L’échec de Sassou tient en ce qu’il s’est rendu outrancièrement coupable de haute trahison et des crimes odieux rarement collectionnés par un seul homme dans l’histoire des peuples. L’autocrate congolais qui fait figure d’un oppresseur sorti du passé est parvenu même à se faire à lui-même des coups d’état. Près d’une dizaine de fois, il a piétiné ses propres Constitutions pourtant taillées sur mesure.

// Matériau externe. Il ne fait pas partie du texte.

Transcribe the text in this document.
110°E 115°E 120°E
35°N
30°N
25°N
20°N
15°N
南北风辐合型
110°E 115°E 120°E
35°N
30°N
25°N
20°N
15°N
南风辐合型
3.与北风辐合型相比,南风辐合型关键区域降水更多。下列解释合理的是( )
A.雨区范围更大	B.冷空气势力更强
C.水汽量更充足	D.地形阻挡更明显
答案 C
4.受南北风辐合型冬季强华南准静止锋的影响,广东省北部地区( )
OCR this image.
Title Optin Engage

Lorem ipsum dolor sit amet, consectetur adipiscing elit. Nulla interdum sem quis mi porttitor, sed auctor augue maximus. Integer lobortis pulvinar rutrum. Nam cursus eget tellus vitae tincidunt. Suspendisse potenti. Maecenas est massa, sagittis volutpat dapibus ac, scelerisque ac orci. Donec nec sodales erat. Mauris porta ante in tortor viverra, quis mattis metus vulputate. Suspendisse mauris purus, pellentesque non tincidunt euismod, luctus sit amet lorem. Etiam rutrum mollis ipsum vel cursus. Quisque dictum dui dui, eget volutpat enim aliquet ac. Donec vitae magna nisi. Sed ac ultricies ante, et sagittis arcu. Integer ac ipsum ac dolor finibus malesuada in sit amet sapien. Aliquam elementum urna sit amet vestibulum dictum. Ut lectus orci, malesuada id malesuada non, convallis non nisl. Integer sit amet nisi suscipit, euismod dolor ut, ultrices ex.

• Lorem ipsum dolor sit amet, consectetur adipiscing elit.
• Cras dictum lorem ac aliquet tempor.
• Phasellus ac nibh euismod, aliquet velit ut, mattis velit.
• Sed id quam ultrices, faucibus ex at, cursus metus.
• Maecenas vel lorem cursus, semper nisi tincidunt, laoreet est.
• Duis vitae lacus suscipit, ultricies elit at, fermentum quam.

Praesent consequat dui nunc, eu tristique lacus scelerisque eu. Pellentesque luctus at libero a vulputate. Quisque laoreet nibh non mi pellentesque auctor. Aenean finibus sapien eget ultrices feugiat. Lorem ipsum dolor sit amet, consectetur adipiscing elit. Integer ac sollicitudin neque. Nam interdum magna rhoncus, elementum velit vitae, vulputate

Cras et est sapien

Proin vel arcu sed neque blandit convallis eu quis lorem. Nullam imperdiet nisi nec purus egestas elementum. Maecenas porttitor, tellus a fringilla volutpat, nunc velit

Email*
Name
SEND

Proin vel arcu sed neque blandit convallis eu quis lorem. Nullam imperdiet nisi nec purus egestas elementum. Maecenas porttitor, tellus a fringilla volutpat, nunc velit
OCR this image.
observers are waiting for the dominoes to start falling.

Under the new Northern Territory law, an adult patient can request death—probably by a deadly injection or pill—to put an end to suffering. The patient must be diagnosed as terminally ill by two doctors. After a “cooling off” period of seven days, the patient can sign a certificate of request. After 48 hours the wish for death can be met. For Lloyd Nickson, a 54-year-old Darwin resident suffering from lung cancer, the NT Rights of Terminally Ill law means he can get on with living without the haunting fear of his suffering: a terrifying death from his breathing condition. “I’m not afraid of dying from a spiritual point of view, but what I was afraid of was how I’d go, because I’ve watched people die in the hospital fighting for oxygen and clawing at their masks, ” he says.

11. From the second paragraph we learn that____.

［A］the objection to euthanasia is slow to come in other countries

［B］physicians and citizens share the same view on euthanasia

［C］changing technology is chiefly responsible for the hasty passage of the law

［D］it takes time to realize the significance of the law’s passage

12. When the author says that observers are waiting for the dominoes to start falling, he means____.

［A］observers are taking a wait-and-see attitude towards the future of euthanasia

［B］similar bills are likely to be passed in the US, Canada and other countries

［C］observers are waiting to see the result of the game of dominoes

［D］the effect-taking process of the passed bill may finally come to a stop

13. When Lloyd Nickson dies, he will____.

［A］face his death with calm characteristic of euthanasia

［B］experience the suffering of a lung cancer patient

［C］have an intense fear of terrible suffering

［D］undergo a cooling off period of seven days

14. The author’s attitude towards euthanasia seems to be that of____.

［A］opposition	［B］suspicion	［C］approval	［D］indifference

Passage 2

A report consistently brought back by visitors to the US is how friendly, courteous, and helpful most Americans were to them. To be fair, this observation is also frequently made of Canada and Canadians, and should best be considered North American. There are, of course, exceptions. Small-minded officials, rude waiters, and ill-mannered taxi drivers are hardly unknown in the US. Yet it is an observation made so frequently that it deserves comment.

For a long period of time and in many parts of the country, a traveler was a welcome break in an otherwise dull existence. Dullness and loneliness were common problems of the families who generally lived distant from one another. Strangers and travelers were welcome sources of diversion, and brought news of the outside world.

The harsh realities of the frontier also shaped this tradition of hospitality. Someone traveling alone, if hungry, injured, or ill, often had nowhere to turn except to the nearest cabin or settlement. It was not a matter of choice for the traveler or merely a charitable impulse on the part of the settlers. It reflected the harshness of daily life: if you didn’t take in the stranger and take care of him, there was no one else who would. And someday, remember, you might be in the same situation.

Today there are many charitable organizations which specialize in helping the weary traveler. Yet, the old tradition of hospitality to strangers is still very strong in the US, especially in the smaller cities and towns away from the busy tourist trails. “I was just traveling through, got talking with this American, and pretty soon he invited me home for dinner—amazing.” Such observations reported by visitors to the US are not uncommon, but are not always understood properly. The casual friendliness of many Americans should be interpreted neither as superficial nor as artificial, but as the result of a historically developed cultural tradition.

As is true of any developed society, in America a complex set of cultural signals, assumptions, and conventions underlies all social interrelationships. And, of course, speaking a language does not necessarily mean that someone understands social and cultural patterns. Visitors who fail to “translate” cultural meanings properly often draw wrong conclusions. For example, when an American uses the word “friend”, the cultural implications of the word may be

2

Considérant que « le pouvoir est au bout du fusil » et non au fond des urnes, l’inamovible timonier marche allègrement sur les cadavres. Plus de 5% de son PIB est consacré aux armes alimentant son armée dont l’ossature principale est constituée de sa milice ethnique. Dans le catalogue des crimes, Sassou coche la quasi-totalité des cases.

C’est pourquoi il faut rendre libre la parole dans ce pays afin que les populations s’expriment et racontent leur martyr. Cette liberté amplifierait les cris imperceptibles des cimetières où gisent des innocents expédiés sans procès. Oui, les murs, les arbres, les rivières et les forêts du Pool ont envie de parler. Quoi qu’il en soit, ils parleront demain de ce que le pouvoir de Brazzaville a cru dissimuler dans les recoins.

Ainsi, au-delà des innombrables ramifications, l’équation congolaise s’est singulièrement réduite, après toutes ces années de gabegie, de corruption, de concussion, de sectarisme, de violence d’Etat … à une seule inconnue bien identifiée : Sassou.

L’homme le sait mais n’a pas la sagesse de rendre la liberté à son peuple, ni l’intention de négocier sa sortie. L’ivresse de son pouvoir ne cesse de l’aveugler au point de ne pas se rendre compte que sa calamiteuse gestion du pays a débouché sur une tragédie.